Si antes eran los tratantes de ganado los que llenaban de voces la Plaza, ahora habían llegado las primeras legiones de forasteros y Mojácar se volvió hippie, con barbudos y melenudos como el pintor Fritz Mooney, que se paseaba por allí con capa negra, como el pianista Enrique Arias que había comprado el Castillo o como el letón Benjamín Rappoport bebiendo cerveza con su número de Auschwitz tatuado en el antebrazo.
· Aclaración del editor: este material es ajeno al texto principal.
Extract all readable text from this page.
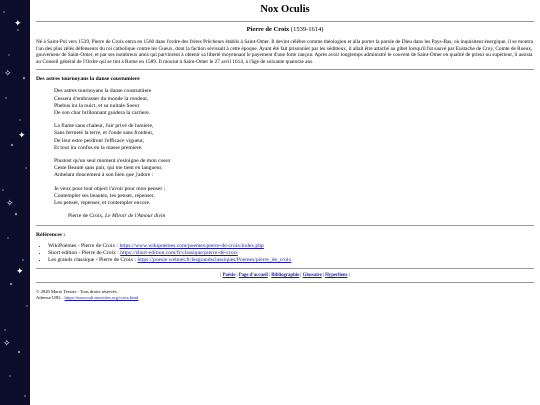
✦
✧
✦
✧
✦
✧
Nox Oculis
Pierre de Croix (1539-1614)

Né à Saint-Pol vers 1539, Pierre de Croix entra en 1560 dans l'ordre des frères Prêcheurs établis à Saint-Omer. Il devint célèbre comme théologien et alla porter la parole de Dieu dans les Pays-Bas, où inquisiteur énergique, il se montra l'un des plus zélés défenseurs du roi catholique contre les Gueux, dont la faction sévissait à cette époque. Ayant été fait prisonnier par les séditieux, il allait être attaché au gibet lorsqu'il fut sauvé par Eustache de Croy, Comte de Roeux, gouverneur de Saint-Omer, et par ses nombreux amis qui parvinrent à obtenir sa liberté moyennant le payement d'une forte rançon. Après avoir longtemps administré le couvent de Saint-Omer en qualité de prieur ou supérieur, il assista au Conseil général de l'Ordre qui se tint à Rome en 1589. Il mourut à Saint-Omer le 27 avril 1614, à l'âge de soixante quatorze ans.

Des astres tournoyans la danse coustumiere
Des astres tournoyans la danse coustumiere
Cessera d'embrasser du monde la rondeur,
Phebus ira la nuict, et sa nuitale Soeur
De son char brillonnant guidera la carriere.
La flame sans chaleur, l'air privé de lumiere,
Sans fermeté la terre, et l'onde sans froideur,
De leur estre perdront l'efficace vigueur,
Et tout ira confus en la masse premiere.
Plustost qu'un seul moment s'esloigne de mon coeur
Ceste Beauté sans pair, qui me tient en langueur,
Anhelant doucement à son bien que j'adore :
Je veux pour tout object l'avoir pour mon penser ;
Contempler ses beautez, les penser, repenser,
Les penser, repenser, et contempler encore.
Pierre de Croix, Le Miroir de l'Amour divin
Références :
• WikiPoèmes - Pierre de Croix : https://www.wikipoemes.com/poemes/pierre-de-croix/index.php
• Short edition - Pierre de Croix : https://short-edition.com/fr/classique/pierre-de-croix
• Les grands classique - Pierre de Croix : https://poesie.webnet.fr/lesgrandsclassiques/Poemes/pierre_de_croix
| Poésie | Page d'accueil | Bibliographie | Glossaire | Hyperliens |
© 2020 Mario Tessier - Tous droits réservés.
Adresse URL : https://noxoculi.neocities.org/croix.html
Era esa Plaza mojaquera, la que el poeta Gerardo Diego pisó y comparó con la giba de un dromedario, como un balcón al que en las noches serenas llegaba el salitre del Mediterráneo; era ese rompeolas de tipos humanos donde se llegaron a oir al mismo tiempo las canciones de Bob Marley con el telar de Las Mundas o con los ecos del Tenorio en el Teatro Aquelarre.
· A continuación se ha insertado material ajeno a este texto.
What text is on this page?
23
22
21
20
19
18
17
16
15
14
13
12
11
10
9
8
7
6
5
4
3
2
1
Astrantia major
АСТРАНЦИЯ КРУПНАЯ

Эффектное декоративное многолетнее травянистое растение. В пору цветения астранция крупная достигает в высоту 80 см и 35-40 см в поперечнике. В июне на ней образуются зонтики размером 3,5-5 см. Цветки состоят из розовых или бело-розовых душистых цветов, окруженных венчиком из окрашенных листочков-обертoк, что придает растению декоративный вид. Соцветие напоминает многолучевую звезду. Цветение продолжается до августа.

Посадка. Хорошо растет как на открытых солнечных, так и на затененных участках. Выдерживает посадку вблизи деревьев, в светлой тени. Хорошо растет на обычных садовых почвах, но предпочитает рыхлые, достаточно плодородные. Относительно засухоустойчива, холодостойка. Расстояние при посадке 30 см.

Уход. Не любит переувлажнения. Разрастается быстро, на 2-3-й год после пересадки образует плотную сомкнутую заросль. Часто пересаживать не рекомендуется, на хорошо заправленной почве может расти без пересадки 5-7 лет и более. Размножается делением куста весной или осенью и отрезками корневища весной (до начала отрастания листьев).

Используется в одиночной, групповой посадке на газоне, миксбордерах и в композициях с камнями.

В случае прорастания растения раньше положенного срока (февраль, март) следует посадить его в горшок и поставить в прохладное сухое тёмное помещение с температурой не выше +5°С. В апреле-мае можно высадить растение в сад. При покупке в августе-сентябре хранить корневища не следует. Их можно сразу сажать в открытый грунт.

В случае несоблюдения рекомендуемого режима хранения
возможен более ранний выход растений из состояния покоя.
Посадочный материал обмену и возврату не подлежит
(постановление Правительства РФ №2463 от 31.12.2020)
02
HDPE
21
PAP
Entonces ya no paró la Plaza, el mirador genuino de todo el Levante almeriense, la terraza desde la que uno se asomaba y veía abajo en el campo a los hombres diminutos amagados segando el trigo. Y aparecían nuevos personajes legendarios como el torero Bienvenida, el arquitecto Roberto Puig, el futurólogo Rafael Lafuente, el escritor Carlos Almendros, el diplomático uruguayo Orlando Pedregosa, el cineasta Win Wells, que se cruzaban en esa buhardilla de modernidad y tradición con la tía Ventarea, con Bartolo el Municipal o con el taxi de José el Madrigueras.
Allí se le hizo una cencerrá a Luisa la Fura, con tambores de lata cuando se casó con uno de Albox y allí bailaba cada feria Paco el Tericio vestido con traje de gitana; allí, en esas mesas desplegadas del Harico, escribió cuartillas memorables Tico Medina para el diario Pueblo y se hicieron los tratos para constituir la Cooperativa de Catetos (Cocasa), de Frasquito el Churrío; allí, frente a la ermita que aún aguanta en pie, habló el viejo Borbón -antes de que cazara elefantes- como antes lo hizo el Moro Alavez; allí, en ese espacio abierto, se bailaron parrandas y se cantaron guajiras, como ya en nuestros tiempos Paquito el Chocolatero se ha convertido en la banda sonora de su Feria; allí se corrieron cintas a caballo, como ahora se acuartelan los modernos Moros y Cristianos Porque es allí, en esta estrenada Plaza que ahora disfrutamos, donde empezó a palpitar la vida de esta Mojácar que, mas o menos, todos llevamos dentro.